We used to be the kind of industry that understood who the good and bad guys were. Back in the day, this is how we remimagined dealing with witch hunts:
Now, people who do that very same thing, like Elon Musk (who probably never saw The Front), are seen as the bad guys. Advertisers, corporations, the government are seen as the good side, the protectors of “democracy.”
Some of us aren’t built to shut up and sit down. It’s as simple as that. And we’re all going to pay a price for that.
The most shocking hanging in Salem was Rebecca Nurse. She was so devout they named her a “Visible Saint” in her church. She was in her 70s and had birthed many children and grandchildren. But when the bratty little girls accused her of being a witch, people who had known her all of their lives suddenly were afraid. “Is she?” Though some did try to stop the inevitable execution of an innocent woman, ultimately, they had no choice. One woman had already been hanged. If they suddenly decided none of it was real, they’d all be murderers. So Nurse had to hang.
The worst part for her was that they excommunicated her just before they hanged her. From the book A Salem Witch:
“THE PUNISHMENT FOR A CHURCH MEMBER found guilty of witchcraft was the death of both body and soul. If one signed an accord with the Devil, one sinned against God and forsook their place among the saints in Heaven. As such, church members condemned for witchcraft suffered a spiritual death through excommunication from Christ’s church, and then bodily death through hanging as an enemy of the commonwealth.”

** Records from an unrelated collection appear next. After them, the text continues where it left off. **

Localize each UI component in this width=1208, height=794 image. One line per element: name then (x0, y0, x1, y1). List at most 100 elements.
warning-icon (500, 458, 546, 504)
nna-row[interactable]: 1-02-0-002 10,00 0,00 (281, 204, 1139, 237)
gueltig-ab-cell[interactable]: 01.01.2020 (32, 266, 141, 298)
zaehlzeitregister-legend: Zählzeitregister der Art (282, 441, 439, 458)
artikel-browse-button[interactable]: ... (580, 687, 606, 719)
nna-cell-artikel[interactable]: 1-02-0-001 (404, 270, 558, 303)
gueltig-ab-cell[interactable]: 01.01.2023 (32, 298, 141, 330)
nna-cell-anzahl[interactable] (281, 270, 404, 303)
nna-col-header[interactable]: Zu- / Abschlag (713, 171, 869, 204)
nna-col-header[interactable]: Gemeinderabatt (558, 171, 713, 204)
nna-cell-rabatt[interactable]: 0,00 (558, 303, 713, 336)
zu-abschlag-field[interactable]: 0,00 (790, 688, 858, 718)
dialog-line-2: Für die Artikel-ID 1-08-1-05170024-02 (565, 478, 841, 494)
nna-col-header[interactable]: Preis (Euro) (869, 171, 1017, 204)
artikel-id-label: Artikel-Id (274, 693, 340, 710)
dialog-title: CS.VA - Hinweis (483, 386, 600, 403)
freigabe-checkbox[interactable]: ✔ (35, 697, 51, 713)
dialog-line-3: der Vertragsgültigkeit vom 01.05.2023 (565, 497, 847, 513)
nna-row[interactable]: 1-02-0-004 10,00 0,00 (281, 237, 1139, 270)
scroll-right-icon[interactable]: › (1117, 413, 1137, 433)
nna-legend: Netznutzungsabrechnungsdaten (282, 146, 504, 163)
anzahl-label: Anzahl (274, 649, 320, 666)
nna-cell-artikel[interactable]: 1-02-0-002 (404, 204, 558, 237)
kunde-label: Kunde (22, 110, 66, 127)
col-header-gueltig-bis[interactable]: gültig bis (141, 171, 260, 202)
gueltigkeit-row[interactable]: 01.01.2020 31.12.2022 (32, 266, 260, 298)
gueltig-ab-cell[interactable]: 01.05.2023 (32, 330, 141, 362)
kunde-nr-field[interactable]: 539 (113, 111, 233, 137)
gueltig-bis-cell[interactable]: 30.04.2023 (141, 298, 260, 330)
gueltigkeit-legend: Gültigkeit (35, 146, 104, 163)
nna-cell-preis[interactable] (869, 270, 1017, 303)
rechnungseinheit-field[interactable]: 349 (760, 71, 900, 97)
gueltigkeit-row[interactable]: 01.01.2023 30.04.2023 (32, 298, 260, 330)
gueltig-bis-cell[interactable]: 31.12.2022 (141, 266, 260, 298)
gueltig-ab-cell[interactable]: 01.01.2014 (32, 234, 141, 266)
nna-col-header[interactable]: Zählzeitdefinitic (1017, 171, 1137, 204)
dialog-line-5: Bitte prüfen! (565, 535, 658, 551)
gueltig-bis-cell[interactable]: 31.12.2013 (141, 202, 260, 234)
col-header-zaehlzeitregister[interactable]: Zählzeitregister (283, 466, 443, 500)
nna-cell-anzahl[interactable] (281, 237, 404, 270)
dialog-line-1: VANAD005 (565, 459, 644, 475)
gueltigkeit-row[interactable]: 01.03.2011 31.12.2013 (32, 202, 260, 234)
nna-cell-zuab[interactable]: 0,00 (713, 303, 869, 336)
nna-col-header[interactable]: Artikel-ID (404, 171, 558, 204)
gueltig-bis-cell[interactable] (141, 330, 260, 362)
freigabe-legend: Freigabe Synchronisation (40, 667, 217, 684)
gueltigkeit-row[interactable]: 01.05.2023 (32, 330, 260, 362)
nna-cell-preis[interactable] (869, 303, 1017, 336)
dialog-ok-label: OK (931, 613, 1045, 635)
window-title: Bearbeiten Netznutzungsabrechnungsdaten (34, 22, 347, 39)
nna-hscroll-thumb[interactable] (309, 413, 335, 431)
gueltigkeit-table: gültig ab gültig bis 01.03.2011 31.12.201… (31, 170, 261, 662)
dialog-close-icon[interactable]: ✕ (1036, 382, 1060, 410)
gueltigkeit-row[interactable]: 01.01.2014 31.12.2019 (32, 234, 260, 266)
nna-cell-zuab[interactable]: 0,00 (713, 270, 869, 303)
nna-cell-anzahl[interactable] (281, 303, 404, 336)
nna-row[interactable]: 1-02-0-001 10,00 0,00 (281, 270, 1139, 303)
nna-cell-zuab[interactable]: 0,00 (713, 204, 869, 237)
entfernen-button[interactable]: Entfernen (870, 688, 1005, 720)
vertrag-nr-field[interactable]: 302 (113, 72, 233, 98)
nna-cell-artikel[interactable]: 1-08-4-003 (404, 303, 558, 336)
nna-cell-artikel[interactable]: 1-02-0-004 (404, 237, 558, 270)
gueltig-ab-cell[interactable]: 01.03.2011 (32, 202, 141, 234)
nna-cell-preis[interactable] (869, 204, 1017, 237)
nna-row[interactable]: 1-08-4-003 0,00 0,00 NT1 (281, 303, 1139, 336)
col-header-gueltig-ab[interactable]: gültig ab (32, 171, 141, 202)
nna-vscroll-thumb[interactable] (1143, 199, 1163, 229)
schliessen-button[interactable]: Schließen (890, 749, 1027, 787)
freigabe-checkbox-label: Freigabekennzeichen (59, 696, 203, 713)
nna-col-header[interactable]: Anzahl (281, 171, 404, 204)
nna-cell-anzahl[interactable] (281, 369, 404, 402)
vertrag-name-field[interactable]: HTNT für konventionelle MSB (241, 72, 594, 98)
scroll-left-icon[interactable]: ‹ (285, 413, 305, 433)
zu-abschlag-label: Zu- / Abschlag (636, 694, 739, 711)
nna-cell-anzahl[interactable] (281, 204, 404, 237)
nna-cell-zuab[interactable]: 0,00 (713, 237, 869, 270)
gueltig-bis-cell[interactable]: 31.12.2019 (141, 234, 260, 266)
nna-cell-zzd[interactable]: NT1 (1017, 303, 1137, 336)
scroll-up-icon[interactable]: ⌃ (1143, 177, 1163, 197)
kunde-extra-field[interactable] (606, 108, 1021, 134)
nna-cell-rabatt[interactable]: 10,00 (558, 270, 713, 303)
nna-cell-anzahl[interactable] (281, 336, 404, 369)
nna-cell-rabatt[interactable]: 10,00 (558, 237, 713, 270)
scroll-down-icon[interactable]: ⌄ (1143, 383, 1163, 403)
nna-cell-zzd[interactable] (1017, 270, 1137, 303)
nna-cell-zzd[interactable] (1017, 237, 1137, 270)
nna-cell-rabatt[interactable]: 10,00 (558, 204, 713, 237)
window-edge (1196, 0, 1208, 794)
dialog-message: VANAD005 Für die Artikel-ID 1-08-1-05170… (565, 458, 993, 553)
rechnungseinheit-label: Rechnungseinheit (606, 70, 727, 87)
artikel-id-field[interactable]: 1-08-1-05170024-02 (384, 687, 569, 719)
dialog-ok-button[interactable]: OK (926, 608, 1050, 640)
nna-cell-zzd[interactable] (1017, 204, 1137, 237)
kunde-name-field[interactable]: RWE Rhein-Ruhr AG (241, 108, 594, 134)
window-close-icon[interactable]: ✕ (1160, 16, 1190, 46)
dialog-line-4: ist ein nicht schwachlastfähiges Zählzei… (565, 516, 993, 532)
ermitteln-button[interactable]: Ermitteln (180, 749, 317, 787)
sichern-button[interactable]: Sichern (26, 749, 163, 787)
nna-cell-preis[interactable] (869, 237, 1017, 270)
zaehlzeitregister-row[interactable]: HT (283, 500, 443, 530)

Rebecca Nurse had to be true to her God, not to the Oyer in Terminer in Salem, and to do that she had to hear these words just before they put a noose around her neck and hanged her in front of her friends and her fellow Puritans:
“For these and many more foul and sinful transgressions, I do here, in the name of the whole church and in the name of Lord Jesus Christ and by the virtue of that power and authority which He hath given to His church, pronounce you to be a leprous and unclean person, and I do cast you out and cut you off from the enjoyment of all those blessed privileges and ordinances which God hath entrusted His church withal, which you have so long abused. . . . And I do exclude you not only from the fellowship of the church in all the public ordinances of the same, but also from all private fellowship and communion with any of the servants of God in this church, except only in those relations in your own family. . . . And for the greater terror and amazing of you, I do here, in the name of Christ Jesus and His Church, deliver you up to Satan and to his power and working, that you who would not be guided by the council of God may be terrified and hampered by the snares and power of Satan—for the destruction of your proud flesh [and] for the people, I do from this time forward pronounce you an excommunicated person from God and his people.”
The people who know you will suddenly not know you as they are taken under by irrational fear. It is too easy for them to conclude that the best thing for society is to get rid of someone they’ve known most of their lives. Then, they figure, they will feel safe.
I hope that one day, Hollywood can write honestly about this era. In ten years, maybe in twenty. I hope I live to see it.